(6)
「き……貴様ッ‼ 何て真似をしてくれたッ⁉」
大通りの向こう側の自称「冒険者ギルド最高幹部」の1人が、魔法の拡声器で、そう怒鳴り散らした。
「躾のなっていない老人も居たモノだな……」
平然と答える「鋼の男」の周囲では……えっ? な……なに……あれ?
魔力検知の能力が錆び付いてる私でも……はっきり視える……。
「何ッ?」
「俺は、神も運命も信じないが……今、生まれて初めて神や運命に感謝する。俺の親が、貴様のような礼儀知らずではなかった事にな。貴様のような奴に育てられていたら……どんな人間の屑になっていたのやら……想像するだけで背筋が凍り付きそうなほど恐しい」
「だ……だから……何を言ってるんだッ⁉」
「折角、助けに来てやったのに、その態度は何だ? お前は他人に礼を言うと死ぬ呪いにでもかかっているのか?」
「う……うるさい……お前の助けとやらのせい……ま……待て……そ……それは……何だ?」
「何かな?」
これで……目の前で起きている事で……あの「鋼の男」の力の全てが説明出来る訳じゃない。
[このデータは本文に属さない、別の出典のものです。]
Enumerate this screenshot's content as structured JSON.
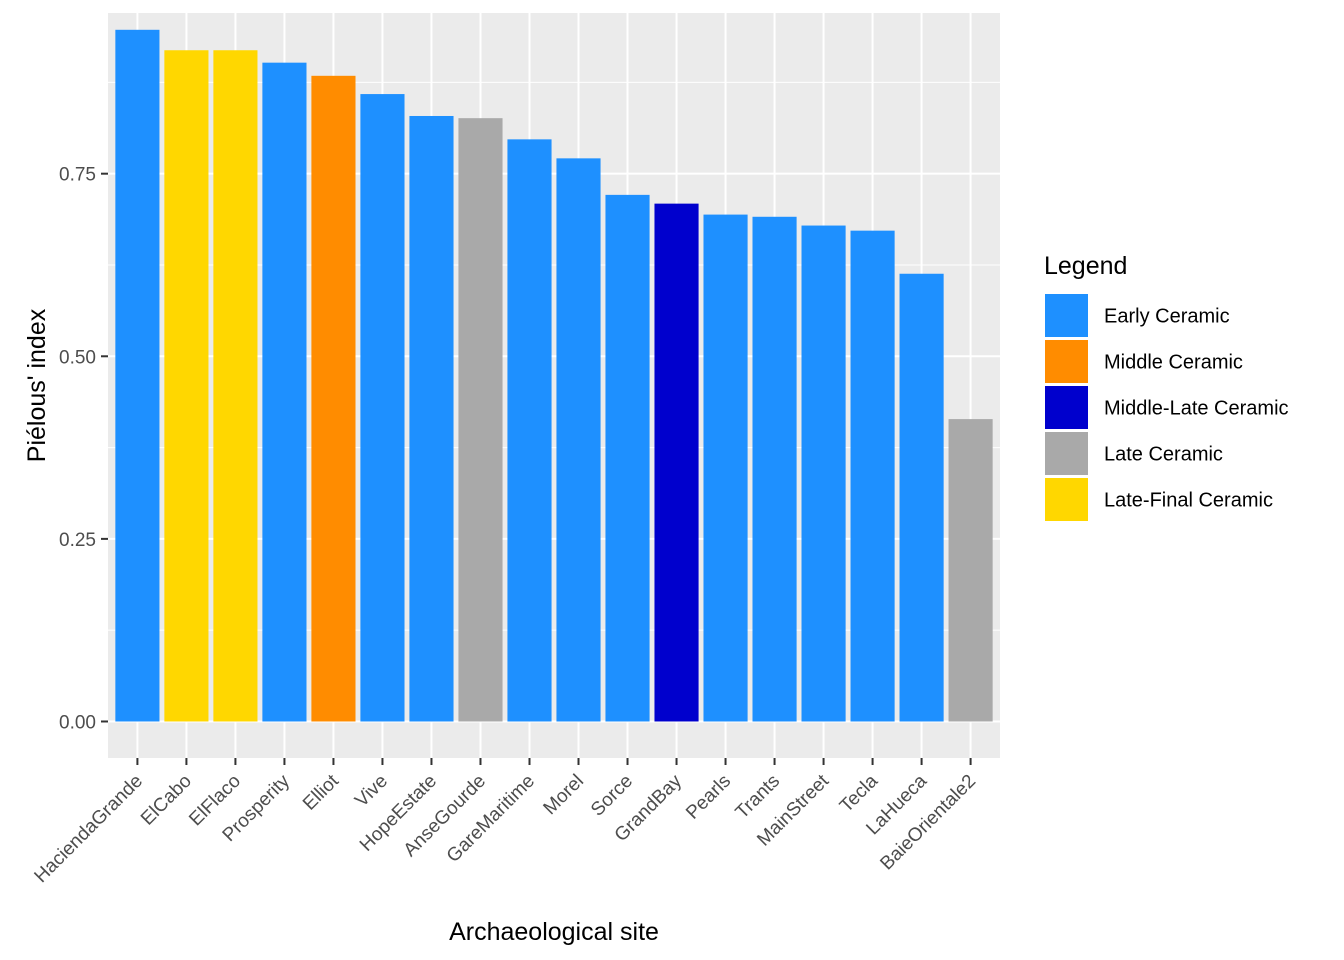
{
  "chart_data": {
    "type": "bar",
    "title": "",
    "xlabel": "Archaeological site",
    "ylabel": "Piélous' index",
    "ylim": [
      -0.05,
      0.97
    ],
    "yticks": [
      0,
      0.25,
      0.5,
      0.75
    ],
    "ytick_labels": [
      "0.00",
      "0.25",
      "0.50",
      "0.75"
    ],
    "grid": true,
    "legend_position": "right",
    "categories": [
      "HaciendaGrande",
      "ElCabo",
      "ElFlaco",
      "Prosperity",
      "Elliot",
      "Vive",
      "HopeEstate",
      "AnseGourde",
      "GareMaritime",
      "Morel",
      "Sorce",
      "GrandBay",
      "Pearls",
      "Trants",
      "MainStreet",
      "Tecla",
      "LaHueca",
      "BaieOrientale2"
    ],
    "values": [
      0.947,
      0.919,
      0.919,
      0.902,
      0.884,
      0.859,
      0.829,
      0.826,
      0.797,
      0.771,
      0.721,
      0.709,
      0.694,
      0.691,
      0.679,
      0.672,
      0.613,
      0.414
    ],
    "groups": [
      "Early Ceramic",
      "Late-Final Ceramic",
      "Late-Final Ceramic",
      "Early Ceramic",
      "Middle Ceramic",
      "Early Ceramic",
      "Early Ceramic",
      "Late Ceramic",
      "Early Ceramic",
      "Early Ceramic",
      "Early Ceramic",
      "Middle-Late Ceramic",
      "Early Ceramic",
      "Early Ceramic",
      "Early Ceramic",
      "Early Ceramic",
      "Early Ceramic",
      "Late Ceramic"
    ],
    "legend": {
      "title": "Legend",
      "entries": [
        {
          "label": "Early Ceramic",
          "color": "#1e90ff"
        },
        {
          "label": "Middle Ceramic",
          "color": "#ff8c00"
        },
        {
          "label": "Middle-Late Ceramic",
          "color": "#0000cd"
        },
        {
          "label": "Late Ceramic",
          "color": "#a9a9a9"
        },
        {
          "label": "Late-Final Ceramic",
          "color": "#ffd700"
        }
      ]
    },
    "panel_color": "#ebebeb",
    "grid_color": "#ffffff"
  }
}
でも……こ……こんなマジック・アイテムなんて……聞いた事も無い。
マジック・アイテムと言うより、魔界その他のマズい世界に住んでるヤバい魔物だ……。
ついさっき、虐殺された騎士達の体から「何か」が出ている。
その「何か」は……もがき苦しみながら……「鋼の男」の鎧に吸収されていき……。
冗談じゃない……。
あの鎧の魔力の源は……殺した相手の魂そのものだ。
あれは……死者の霊を喰らう「鎧」だ……。